TRIBUNNEWS.COM, JAKARTA - Badan Penyelenggara Jaminan Produk Halal (BPJPH) Kementerian Agama akan terus melakukan terus mengalami perbaikan dalam sertifikasi halal.
Lembaga ini juga akan mengintegrasikan dan literasi digital bagi pelaku usaha membuat pengurusan sertifikat halal semakin mudah.
"Pelayanan sertifikasi halal kita ini sudah mulai berbasis elektronik digitalisasi bahkan terintegrasi dengan Lembaga Pemeriksa Halal (LPH)," kata Kepala Badan Penyelenggara Jaminan Produk Halal (BPJPH) Kementerian Agama Muhammad Aqil Irham saat wawancara eksklusif dengan Tribun Network, Selasa (15/3).
Menurutnya, BPJPH semakin mengoptimalkan pelayanan di website dan mobile apps sehingga pelaku usaha bisa dengan mudah melakukan sertifikasi produk.

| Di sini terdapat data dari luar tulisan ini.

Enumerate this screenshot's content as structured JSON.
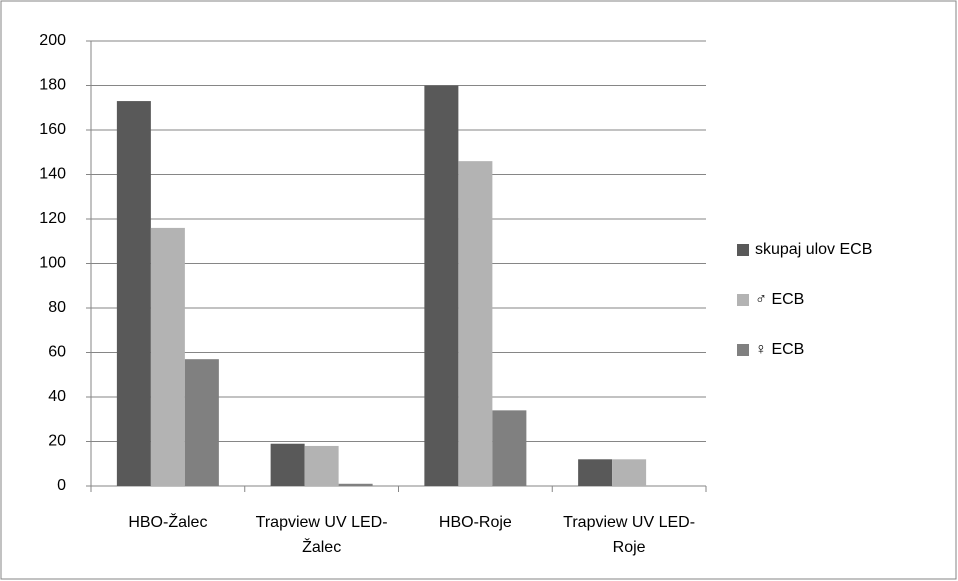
{
  "chart_data": {
    "type": "bar",
    "categories": [
      "HBO-Žalec",
      "Trapview UV LED-Žalec",
      "HBO-Roje",
      "Trapview UV LED-Roje"
    ],
    "series": [
      {
        "name": "skupaj ulov ECB",
        "color": "#595959",
        "values": [
          173,
          19,
          180,
          12
        ]
      },
      {
        "name": "♂ ECB",
        "color": "#b3b3b3",
        "values": [
          116,
          18,
          146,
          12
        ]
      },
      {
        "name": "♀ ECB",
        "color": "#808080",
        "values": [
          57,
          1,
          34,
          0
        ]
      }
    ],
    "ylim": [
      0,
      200
    ],
    "yticks": [
      0,
      20,
      40,
      60,
      80,
      100,
      120,
      140,
      160,
      180,
      200
    ],
    "grid": true,
    "legend": "right"
  }
}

Selengkapnya wawancara eksklusif Direktur Pemberitaan Tribun Network Febby Mahendra Putra dengan Kepala BPJPH Muhammad Aqil Irham:
Sejak kapan BPJPH mengambill alih peran Majelis Ulama Indonesia (MUI) dalam menerbitkan sertifikasi halal?
Saya harus klarifikasi bahwa BPJPH tidak mengambil alih tetapi pemerintah menerbitkan UU Nomor 33 Tahun 2014 tentang jaminan produk halal.Namun bukan berarti BPJPH langsung ada pada saat itu, tiga tahun setelahnya BPJPH baru terbentuk di bawah Kementerian Agama.

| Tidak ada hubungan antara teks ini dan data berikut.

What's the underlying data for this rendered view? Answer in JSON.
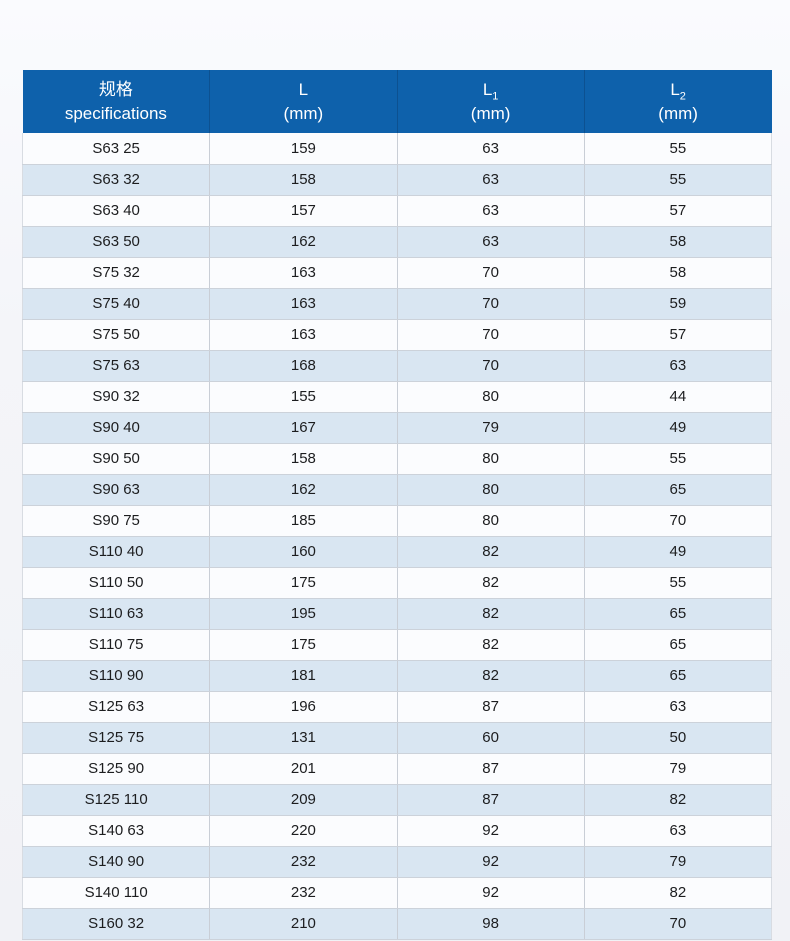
{
  "chart_data": {
    "type": "table",
    "title": "",
    "columns": [
      {
        "id": "spec",
        "title": "规格",
        "subscript": "",
        "unit": "specifications"
      },
      {
        "id": "l",
        "title": "L",
        "subscript": "",
        "unit": "(mm)"
      },
      {
        "id": "l1",
        "title": "L",
        "subscript": "1",
        "unit": "(mm)"
      },
      {
        "id": "l2",
        "title": "L",
        "subscript": "2",
        "unit": "(mm)"
      }
    ],
    "rows": [
      [
        "S63 25",
        "159",
        "63",
        "55"
      ],
      [
        "S63 32",
        "158",
        "63",
        "55"
      ],
      [
        "S63 40",
        "157",
        "63",
        "57"
      ],
      [
        "S63 50",
        "162",
        "63",
        "58"
      ],
      [
        "S75 32",
        "163",
        "70",
        "58"
      ],
      [
        "S75 40",
        "163",
        "70",
        "59"
      ],
      [
        "S75 50",
        "163",
        "70",
        "57"
      ],
      [
        "S75 63",
        "168",
        "70",
        "63"
      ],
      [
        "S90 32",
        "155",
        "80",
        "44"
      ],
      [
        "S90 40",
        "167",
        "79",
        "49"
      ],
      [
        "S90 50",
        "158",
        "80",
        "55"
      ],
      [
        "S90 63",
        "162",
        "80",
        "65"
      ],
      [
        "S90 75",
        "185",
        "80",
        "70"
      ],
      [
        "S110 40",
        "160",
        "82",
        "49"
      ],
      [
        "S110 50",
        "175",
        "82",
        "55"
      ],
      [
        "S110 63",
        "195",
        "82",
        "65"
      ],
      [
        "S110 75",
        "175",
        "82",
        "65"
      ],
      [
        "S110 90",
        "181",
        "82",
        "65"
      ],
      [
        "S125 63",
        "196",
        "87",
        "63"
      ],
      [
        "S125 75",
        "131",
        "60",
        "50"
      ],
      [
        "S125 90",
        "201",
        "87",
        "79"
      ],
      [
        "S125 110",
        "209",
        "87",
        "82"
      ],
      [
        "S140 63",
        "220",
        "92",
        "63"
      ],
      [
        "S140 90",
        "232",
        "92",
        "79"
      ],
      [
        "S140 110",
        "232",
        "92",
        "82"
      ],
      [
        "S160 32",
        "210",
        "98",
        "70"
      ]
    ]
  },
  "colors": {
    "header_bg": "#0e61ab",
    "header_text": "#ffffff",
    "row_bg": "#fbfcfe",
    "row_alt_bg": "#d9e6f2",
    "cell_border": "#c9ced6",
    "page_bg": "#f1f2f6",
    "body_text": "#1c1d1f"
  }
}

Barulah di tahun 2019, BPJPH resmi diberi mandat untuk melakukan sertifikasi halal secara total. Di dalam proses sertifikasi BPJPH pun tidak sendiri.

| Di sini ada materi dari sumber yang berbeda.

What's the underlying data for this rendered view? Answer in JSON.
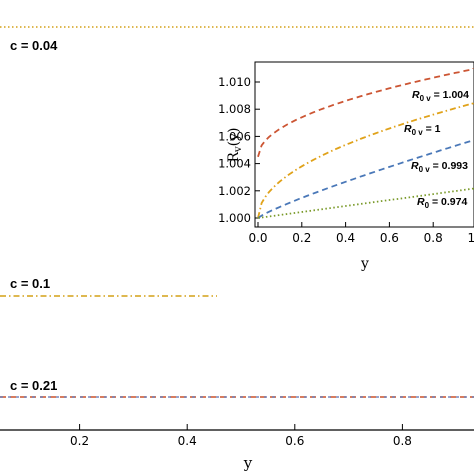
{
  "chart_data": [
    {
      "type": "line",
      "xlabel": "y",
      "ylabel": "",
      "xlim": [
        0,
        1
      ],
      "x_ticks": [
        "0.2",
        "0.4",
        "0.6",
        "0.8"
      ],
      "grid": false,
      "series": [
        {
          "name": "c = 0.04",
          "color": "#d4a017",
          "style": "dotted",
          "points": [
            [
              0,
              1.0
            ],
            [
              1,
              1.0
            ]
          ]
        },
        {
          "name": "c = 0.1",
          "color": "#d4a017",
          "style": "dashdot",
          "points": [
            [
              0,
              1.0
            ],
            [
              1,
              1.0
            ]
          ]
        },
        {
          "name": "c = 0.21",
          "color": "#c8502a",
          "style": "dashed",
          "points": [
            [
              0,
              1.0
            ],
            [
              1,
              1.0
            ]
          ]
        }
      ],
      "labels": [
        "c = 0.04",
        "c = 0.1",
        "c = 0.21"
      ]
    },
    {
      "type": "line",
      "xlabel": "y",
      "ylabel": "R_v(y)",
      "xlim": [
        0,
        1
      ],
      "ylim": [
        0.999,
        1.011
      ],
      "x_ticks": [
        "0.0",
        "0.2",
        "0.4",
        "0.6",
        "0.8",
        "1.0"
      ],
      "y_ticks": [
        "1.000",
        "1.002",
        "1.004",
        "1.006",
        "1.008",
        "1.010"
      ],
      "grid": false,
      "series": [
        {
          "name": "R0 v = 1.004",
          "color": "#cc5533",
          "style": "dashed",
          "model": "sqrt",
          "y0": 1.0045,
          "y1": 1.011
        },
        {
          "name": "R0 v = 1",
          "color": "#e0a21a",
          "style": "dashdot",
          "model": "sqrt",
          "y0": 1.0,
          "y1": 1.0085
        },
        {
          "name": "R0 v = 0.993",
          "color": "#4a78b8",
          "style": "dashed",
          "model": "linear-ish",
          "y0": 1.0,
          "y1": 1.0058
        },
        {
          "name": "R0 = 0.974",
          "color": "#7a9a2a",
          "style": "dotted",
          "model": "linear",
          "y0": 1.0,
          "y1": 1.0022
        }
      ],
      "legend_labels": [
        {
          "main": "R",
          "sub": "0 v",
          "rest": " = 1.004"
        },
        {
          "main": "R",
          "sub": "0 v",
          "rest": " = 1"
        },
        {
          "main": "R",
          "sub": "0 v",
          "rest": " = 0.993"
        },
        {
          "main": "R",
          "sub": "0",
          "rest": " = 0.974"
        }
      ]
    }
  ]
}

BPJPH bersama Lembaga Pemeriksa Halal (LPH) dan Majelis Ulama Indonesia (MUI).
Baca juga: Kepala BPJPH: Logo Halal yang Baru Kombinasi Antara Nilai Budaya Indonesia dan Keislaman
Ketiga aktor ini memiliki wilayah garapan masing-masing yang tidak bisa tumpang tindih. BPJPH wilayah administratif, LPH wilayah saintifik dan kajian para ahli, serta MUI menjalankan fungsi keagamaan.
Kerja BPJPH dikuatkan dengan terbitnya Peraturan Pemerintah PP Nomor 39 Tahun 2021 tanggal 02 Februari 2021 tentang Penyelenggaraan Bidang Jaminan Produk Halal.
Apakah BPJPH ada di seluruh wilayah Indonesia?
Ya, BPJPH ini satuan kerja eselon satu Kementerian Agama. Di setiap daerah kita punya.Tetapi pelayanan sertifikasi halal kita ini sudah mulai berbasis elektronik digitalisasi bahkan terintegrasi dengan LPH. Kita juga mengoptimalkan pelayanan sertifikasi di website dan mobile apps sehingga pelaku usaha
bisa dengan mudah melakukan sertifikasi produk.
Target untuk keluarnya satu sertifikat halal untuk satu permohonan berapa lama?
Kalau sesuai ketentuan dengan adanya dengan UU Cipta Kerja memang sertifikat itu bisa keluar paling lama 21 hari kerja. Sebelumnya dalam UU JPH proses sertifikasi halal produk dalam negeri membutuhkan waktu selama 97 hari kerja dan sertifikasi halal produk luar negeri selama 117 hari kerja.
Supaya bisa cepat kita digitalisasi dan integrasi dengan target bisa menyelesaikan target 21 hari.Apakah di dalam praktek selalu konsisten atau ada pengecualian dalam suatu masalah sehingga bisa molor lebih dari 21 hari?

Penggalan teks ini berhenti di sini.